The results of a 2017 comprehensive survey of 70 programs [1] revealed that the unit ops laboratory course offered during a 6-week summer “Field Session” at the Colorado School of Mines is an outlier from other U.S. programs in many ways. The biggest differences between this course and the typical unit ops course run concurrently with other courses are the immersive experience and the extent and nature of the real-time formative and summative assessments provided. Students and faculty work full- or close to full-time (students ~40-60+ and faculty ~30-40+ hours per week) exclusively on this course. This level of personal interaction & feedback, and the ways in which they are conducted, build connections and community amongst all involved and motivate student engagement and cooperation.
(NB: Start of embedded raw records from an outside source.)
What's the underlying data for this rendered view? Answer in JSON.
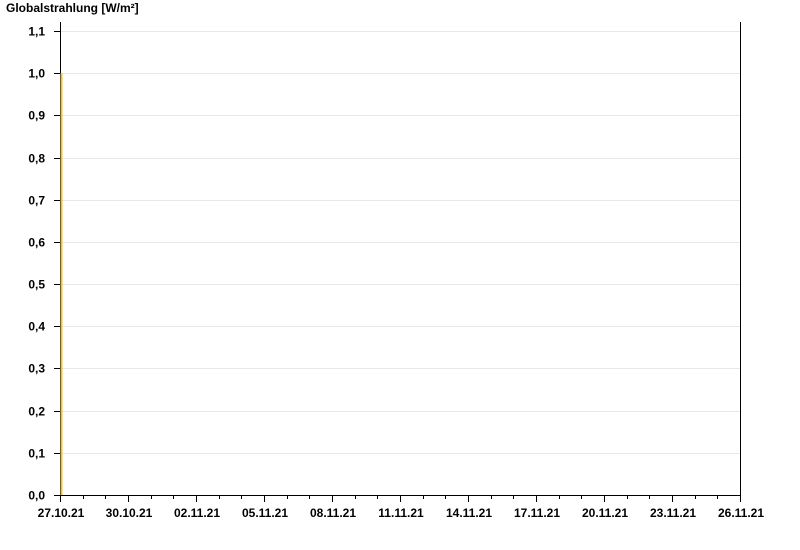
{
  "chart_data": {
    "type": "line",
    "title": "",
    "ylabel": "Globalstrahlung [W/m²]",
    "xlabel": "",
    "x_start": "27.10.21",
    "x_end": "26.11.21",
    "x_tick_labels": [
      "27.10.21",
      "30.10.21",
      "02.11.21",
      "05.11.21",
      "08.11.21",
      "11.11.21",
      "14.11.21",
      "17.11.21",
      "20.11.21",
      "23.11.21",
      "26.11.21"
    ],
    "x_minor_tick_interval_days": 1,
    "x_label_interval_days": 3,
    "ylim": [
      0,
      1.1
    ],
    "y_tick_labels": [
      "0,0",
      "0,1",
      "0,2",
      "0,3",
      "0,4",
      "0,5",
      "0,6",
      "0,7",
      "0,8",
      "0,9",
      "1,0",
      "1,1"
    ],
    "grid": true,
    "series": [
      {
        "color": "#f0c040",
        "x": [
          "27.10.21",
          "27.10.21"
        ],
        "y": [
          0,
          1.0
        ]
      }
    ]
  }
}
This in turn leads to students achieving significant technical and non-technical learning outcomes and the course is recognized by alumni and recruiters as highly effective at preparing students for the workplace. Furthermore, despite the intense pace and depth and breadth of skills covered and assessed in the course, the fail rate is effectively zero.
The course is offered twice each summer, each 6-week session currently accommodating up to 84 students, with a Student-to-Professor ratio of up to 12:1 (yes, 7 faculty per session!). There are also writing instructors, a lab manager, and at least two TA’s working full- to nearly full-time to help manage the course. There is 1 experiment per 6 students and each professor is in charge of 2 experiments. Each student runs 8 of the experiments and repeats the second one as their 9th with additional objectives that their group designs. During week 1 students run one and during weeks 2-5 they run two experiments per week, each with different teams, delivering one oral presentation and one written report per week. Hence, students complete a total of nine summative communication reports, placing this program in the ≤ 11% category of all programs surveyed in 2017 whose students do 9 or more experiments.
In addition to running and reporting on the experiments, students attend workshops on Safety, Graphics, Statistical Analysis, Technical Writing, and Higher-Order-Thinking Skills. For three of the four written reports, students attend separate writing-focused and technical draft reviews. For both reviews the faculty members have read and commented the draft in advance. These 20-45 minutes-long review sessions offer the students a plethora of useful timely feedback prior to summative assessment. This significant and coordinated time investment by both instructors and students is one of the key elements of this format that is difficult to duplicate in a more typically-timed course.
The decades-running highly effective structure and delivery method of this course will be presented along with results from course evaluations, student assessments, and alumni & recruiter surveys. Comparative assessments of a variation of the course in which it was framed in a more creative and inviting friendly-competition manner will also be presented. Many “best practice” elements of this course will be discussed in terms of their portability to the typical semester or quarter timeframe.